A comedian, writer and actor, Franken ran for and won the seat of U.S. senator from Minnesota in 2009. In the 1970s and 1980s, he was well known as a writer and performer on the television comedy show Saturday Night Live (SNL). He first developed an interest in improvisational theatre in high school and was hired as a writer, with his writing partner Tom Davis, for SNL’s inception in 1975. He worked on the show as a writer and performer until 1980 and returned from 1985 to 1995. Franken received seven Emmy nominations and three awards for his television writing and producing while creating such characters as self-help guru Stuart Smalley.

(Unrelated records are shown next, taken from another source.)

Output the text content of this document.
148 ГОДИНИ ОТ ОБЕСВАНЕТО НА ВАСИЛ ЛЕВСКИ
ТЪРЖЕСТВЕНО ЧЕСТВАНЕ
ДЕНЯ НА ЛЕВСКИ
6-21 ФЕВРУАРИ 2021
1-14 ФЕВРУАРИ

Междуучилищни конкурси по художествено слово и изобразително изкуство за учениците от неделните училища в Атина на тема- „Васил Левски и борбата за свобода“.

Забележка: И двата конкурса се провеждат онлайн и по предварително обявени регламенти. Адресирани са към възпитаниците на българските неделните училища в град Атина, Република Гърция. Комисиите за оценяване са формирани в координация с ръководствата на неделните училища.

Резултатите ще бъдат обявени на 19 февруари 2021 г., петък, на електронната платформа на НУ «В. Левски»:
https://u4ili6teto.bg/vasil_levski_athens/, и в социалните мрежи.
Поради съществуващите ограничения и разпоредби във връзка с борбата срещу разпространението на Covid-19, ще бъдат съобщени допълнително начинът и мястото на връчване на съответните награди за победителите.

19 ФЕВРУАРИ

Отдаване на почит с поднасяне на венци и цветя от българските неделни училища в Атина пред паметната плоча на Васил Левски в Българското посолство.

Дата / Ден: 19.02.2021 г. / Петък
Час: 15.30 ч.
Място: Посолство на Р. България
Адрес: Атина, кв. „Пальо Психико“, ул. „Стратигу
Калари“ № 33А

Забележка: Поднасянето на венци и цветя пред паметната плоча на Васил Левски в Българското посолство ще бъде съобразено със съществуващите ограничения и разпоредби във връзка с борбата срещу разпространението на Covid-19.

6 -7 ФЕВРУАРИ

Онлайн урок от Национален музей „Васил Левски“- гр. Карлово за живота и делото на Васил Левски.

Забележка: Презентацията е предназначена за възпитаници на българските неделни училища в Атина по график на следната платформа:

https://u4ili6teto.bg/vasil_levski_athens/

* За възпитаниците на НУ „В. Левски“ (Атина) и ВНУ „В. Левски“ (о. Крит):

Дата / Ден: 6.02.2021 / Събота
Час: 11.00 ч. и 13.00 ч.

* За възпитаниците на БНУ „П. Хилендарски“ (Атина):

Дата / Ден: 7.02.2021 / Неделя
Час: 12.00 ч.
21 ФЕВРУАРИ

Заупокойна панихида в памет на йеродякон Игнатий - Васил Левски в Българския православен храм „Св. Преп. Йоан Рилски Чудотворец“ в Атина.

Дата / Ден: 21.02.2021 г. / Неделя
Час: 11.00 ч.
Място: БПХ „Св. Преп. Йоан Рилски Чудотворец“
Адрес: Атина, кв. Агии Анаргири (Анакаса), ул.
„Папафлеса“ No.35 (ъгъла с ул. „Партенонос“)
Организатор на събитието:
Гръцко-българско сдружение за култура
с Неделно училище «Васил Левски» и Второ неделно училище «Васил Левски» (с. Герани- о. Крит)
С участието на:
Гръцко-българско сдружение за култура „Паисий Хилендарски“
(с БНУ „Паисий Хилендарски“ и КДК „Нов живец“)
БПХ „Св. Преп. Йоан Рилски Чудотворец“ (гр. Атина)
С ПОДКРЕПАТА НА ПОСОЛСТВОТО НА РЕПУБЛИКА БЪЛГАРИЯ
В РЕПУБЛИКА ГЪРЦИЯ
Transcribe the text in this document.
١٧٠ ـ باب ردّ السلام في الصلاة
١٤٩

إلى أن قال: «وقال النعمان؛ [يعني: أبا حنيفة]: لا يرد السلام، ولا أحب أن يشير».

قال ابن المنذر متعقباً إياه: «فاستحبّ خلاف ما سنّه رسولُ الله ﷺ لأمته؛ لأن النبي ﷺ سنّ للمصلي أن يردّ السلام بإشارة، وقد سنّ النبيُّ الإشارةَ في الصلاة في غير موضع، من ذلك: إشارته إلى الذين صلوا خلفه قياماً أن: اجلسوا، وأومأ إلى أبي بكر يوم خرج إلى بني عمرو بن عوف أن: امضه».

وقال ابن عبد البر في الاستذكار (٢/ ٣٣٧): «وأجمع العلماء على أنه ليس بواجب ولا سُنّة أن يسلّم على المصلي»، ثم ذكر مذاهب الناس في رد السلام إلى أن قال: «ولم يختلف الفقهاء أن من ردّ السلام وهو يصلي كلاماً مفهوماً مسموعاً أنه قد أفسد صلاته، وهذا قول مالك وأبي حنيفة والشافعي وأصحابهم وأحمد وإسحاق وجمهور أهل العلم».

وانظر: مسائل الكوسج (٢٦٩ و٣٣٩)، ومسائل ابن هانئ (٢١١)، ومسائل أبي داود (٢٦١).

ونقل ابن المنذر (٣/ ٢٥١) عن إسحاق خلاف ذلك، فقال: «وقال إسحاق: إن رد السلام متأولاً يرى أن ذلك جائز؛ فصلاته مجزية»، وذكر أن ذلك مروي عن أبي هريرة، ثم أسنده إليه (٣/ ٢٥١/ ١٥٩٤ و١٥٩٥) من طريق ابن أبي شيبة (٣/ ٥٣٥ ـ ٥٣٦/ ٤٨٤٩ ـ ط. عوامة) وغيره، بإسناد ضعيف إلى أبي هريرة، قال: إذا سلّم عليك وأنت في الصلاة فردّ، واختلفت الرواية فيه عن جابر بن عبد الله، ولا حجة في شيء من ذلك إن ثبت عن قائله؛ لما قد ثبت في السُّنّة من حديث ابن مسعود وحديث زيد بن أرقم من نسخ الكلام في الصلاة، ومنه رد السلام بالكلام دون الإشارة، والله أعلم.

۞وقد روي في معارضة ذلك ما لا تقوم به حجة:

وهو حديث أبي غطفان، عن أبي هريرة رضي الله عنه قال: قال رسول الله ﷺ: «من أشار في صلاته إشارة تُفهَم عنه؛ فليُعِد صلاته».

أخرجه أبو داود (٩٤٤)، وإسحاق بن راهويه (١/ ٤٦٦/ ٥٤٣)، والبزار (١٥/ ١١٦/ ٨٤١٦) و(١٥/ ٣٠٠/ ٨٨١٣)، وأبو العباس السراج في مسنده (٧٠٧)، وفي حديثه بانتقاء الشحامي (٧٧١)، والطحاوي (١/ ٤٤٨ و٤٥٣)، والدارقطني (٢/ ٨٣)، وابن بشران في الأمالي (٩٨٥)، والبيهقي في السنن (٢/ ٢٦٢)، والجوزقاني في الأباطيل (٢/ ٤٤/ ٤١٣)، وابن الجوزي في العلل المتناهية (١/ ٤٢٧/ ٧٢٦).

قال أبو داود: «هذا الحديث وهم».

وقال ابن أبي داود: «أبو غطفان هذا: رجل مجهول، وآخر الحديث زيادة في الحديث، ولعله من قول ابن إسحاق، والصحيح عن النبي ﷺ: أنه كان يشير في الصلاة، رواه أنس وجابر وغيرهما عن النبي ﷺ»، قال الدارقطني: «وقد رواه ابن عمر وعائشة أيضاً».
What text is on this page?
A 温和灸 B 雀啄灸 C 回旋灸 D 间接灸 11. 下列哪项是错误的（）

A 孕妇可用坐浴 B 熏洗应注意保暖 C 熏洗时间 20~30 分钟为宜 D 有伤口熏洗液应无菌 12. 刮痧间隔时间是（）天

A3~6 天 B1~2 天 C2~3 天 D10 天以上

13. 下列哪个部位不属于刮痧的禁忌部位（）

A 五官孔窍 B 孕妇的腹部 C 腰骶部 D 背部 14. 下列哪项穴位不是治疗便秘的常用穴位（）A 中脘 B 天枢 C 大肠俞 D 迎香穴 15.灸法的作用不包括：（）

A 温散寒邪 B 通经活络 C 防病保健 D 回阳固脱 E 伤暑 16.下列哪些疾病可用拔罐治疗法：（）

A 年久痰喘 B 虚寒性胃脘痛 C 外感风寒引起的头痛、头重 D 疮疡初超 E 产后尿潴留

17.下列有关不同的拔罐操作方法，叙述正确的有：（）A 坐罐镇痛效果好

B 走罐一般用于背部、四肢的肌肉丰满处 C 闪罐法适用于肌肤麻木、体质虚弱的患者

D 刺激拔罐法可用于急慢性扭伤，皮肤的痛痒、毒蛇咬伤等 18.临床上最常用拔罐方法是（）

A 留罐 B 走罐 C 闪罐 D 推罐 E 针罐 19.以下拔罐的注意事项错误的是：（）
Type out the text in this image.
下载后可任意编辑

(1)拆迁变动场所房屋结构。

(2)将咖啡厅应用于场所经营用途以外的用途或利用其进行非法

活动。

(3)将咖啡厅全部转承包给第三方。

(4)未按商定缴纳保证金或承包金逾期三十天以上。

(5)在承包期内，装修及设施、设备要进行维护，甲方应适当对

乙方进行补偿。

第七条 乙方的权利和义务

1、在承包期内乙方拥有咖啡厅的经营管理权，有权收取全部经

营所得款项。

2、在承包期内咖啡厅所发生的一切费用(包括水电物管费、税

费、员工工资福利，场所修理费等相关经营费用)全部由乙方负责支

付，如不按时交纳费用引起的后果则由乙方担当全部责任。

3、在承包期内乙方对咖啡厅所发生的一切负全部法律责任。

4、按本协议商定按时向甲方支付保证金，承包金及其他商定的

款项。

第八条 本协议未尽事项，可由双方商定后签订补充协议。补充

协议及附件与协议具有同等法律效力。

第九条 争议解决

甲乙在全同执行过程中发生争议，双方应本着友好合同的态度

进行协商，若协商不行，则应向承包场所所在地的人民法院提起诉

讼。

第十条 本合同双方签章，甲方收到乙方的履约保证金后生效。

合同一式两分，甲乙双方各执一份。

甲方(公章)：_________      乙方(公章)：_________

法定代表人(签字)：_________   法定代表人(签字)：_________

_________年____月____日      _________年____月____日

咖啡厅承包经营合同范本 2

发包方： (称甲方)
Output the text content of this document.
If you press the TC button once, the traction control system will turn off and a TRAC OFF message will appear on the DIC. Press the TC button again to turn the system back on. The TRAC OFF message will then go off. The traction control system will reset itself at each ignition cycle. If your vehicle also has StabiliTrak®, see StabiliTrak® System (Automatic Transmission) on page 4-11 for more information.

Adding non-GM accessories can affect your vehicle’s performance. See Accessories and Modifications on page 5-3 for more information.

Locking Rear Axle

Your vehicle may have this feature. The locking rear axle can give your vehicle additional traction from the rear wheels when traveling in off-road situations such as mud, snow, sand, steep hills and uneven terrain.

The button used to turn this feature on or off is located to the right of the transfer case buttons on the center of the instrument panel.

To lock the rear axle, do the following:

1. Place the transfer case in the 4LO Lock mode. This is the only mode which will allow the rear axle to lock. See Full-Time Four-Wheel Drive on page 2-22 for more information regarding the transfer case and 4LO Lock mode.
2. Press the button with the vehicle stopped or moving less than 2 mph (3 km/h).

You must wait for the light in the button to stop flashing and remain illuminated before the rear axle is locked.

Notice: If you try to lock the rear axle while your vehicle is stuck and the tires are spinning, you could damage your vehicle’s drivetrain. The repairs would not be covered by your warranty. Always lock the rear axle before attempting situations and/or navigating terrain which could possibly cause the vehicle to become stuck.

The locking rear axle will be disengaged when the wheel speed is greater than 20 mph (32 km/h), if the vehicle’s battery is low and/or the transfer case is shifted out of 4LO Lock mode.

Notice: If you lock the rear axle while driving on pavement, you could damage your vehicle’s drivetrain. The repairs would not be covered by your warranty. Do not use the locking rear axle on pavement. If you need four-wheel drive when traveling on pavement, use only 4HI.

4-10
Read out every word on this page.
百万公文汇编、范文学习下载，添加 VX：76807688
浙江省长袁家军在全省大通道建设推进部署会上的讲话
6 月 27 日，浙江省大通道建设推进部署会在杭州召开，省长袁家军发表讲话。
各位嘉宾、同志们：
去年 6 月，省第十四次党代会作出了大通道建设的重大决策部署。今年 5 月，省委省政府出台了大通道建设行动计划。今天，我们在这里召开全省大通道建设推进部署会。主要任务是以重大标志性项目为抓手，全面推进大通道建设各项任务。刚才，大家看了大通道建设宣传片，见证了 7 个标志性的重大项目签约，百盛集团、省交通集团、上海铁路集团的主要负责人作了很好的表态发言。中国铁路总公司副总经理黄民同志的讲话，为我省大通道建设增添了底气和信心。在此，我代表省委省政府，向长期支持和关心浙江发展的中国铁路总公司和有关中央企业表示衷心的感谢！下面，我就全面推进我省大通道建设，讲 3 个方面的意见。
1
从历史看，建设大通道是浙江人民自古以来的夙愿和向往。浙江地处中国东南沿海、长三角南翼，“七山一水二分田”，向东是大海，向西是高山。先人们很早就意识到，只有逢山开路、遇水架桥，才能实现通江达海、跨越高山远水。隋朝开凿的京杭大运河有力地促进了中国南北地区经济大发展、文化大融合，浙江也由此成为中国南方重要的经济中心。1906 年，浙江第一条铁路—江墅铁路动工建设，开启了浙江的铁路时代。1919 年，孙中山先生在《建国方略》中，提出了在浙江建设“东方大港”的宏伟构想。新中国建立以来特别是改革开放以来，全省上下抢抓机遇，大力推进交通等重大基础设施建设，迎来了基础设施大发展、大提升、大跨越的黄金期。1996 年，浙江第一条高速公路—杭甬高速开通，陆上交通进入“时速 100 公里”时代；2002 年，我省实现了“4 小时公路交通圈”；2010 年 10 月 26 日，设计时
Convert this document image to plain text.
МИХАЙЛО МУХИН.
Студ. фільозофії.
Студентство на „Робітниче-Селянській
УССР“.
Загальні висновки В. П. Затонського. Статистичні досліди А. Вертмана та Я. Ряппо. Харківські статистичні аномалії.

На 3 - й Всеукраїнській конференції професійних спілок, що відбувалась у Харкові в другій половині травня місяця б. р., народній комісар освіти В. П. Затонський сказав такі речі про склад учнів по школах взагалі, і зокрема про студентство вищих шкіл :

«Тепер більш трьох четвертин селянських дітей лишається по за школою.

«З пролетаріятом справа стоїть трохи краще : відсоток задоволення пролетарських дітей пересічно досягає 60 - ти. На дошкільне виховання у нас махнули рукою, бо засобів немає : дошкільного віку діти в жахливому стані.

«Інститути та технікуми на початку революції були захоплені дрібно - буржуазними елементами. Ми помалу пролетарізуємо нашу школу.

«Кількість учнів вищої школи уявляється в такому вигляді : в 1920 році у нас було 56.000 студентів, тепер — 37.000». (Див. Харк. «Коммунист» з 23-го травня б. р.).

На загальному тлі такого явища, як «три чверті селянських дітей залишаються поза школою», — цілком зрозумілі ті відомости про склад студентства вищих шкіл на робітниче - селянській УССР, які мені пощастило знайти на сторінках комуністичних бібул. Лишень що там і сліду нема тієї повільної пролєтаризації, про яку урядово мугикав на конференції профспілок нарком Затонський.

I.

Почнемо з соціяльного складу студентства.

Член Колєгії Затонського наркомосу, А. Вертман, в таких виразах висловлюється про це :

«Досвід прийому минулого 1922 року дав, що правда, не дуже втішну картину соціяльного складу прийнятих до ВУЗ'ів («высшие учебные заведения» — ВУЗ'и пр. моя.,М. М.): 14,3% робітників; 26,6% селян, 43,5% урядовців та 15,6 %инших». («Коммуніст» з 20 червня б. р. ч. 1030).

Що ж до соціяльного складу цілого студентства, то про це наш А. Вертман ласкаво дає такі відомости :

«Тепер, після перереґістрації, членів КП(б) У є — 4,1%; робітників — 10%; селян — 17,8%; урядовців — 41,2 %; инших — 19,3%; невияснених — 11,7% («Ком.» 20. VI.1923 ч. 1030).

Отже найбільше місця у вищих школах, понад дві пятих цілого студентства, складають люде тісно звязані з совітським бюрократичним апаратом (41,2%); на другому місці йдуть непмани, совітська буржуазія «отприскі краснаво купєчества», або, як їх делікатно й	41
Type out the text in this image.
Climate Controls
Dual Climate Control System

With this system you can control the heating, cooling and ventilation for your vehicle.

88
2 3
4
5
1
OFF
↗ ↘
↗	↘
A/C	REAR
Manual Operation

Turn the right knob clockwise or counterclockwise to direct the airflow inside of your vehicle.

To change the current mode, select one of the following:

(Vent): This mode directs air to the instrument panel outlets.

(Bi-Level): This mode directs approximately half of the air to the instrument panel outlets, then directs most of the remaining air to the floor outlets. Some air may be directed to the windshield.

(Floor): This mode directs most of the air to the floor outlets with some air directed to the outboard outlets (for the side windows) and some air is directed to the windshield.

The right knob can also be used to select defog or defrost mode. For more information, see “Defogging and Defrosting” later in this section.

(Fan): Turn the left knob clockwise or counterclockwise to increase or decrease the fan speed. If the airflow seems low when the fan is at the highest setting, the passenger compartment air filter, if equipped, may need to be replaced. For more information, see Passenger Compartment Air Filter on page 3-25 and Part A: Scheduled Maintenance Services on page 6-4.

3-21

After leaving SNL, he wrote and acted in movies and television shows. He also hosted a nationally syndicated, political radio talk show, which he said was meant to counter what Franken perceived to be the dominance of conservative syndicated commentary on the radio. He has written six books, four of which are political satires critical of conservative politics, including Lies and the Lying Liars Who Tell Them: A Fair and Balanced Look at the Right. After several decades as a comedic actor and writer, he became a prominent liberal political activist. In 2008, he narrowly defeated incumbent Republican Senator Norm Coleman. He was easily re-elected to a second term in office in 2014.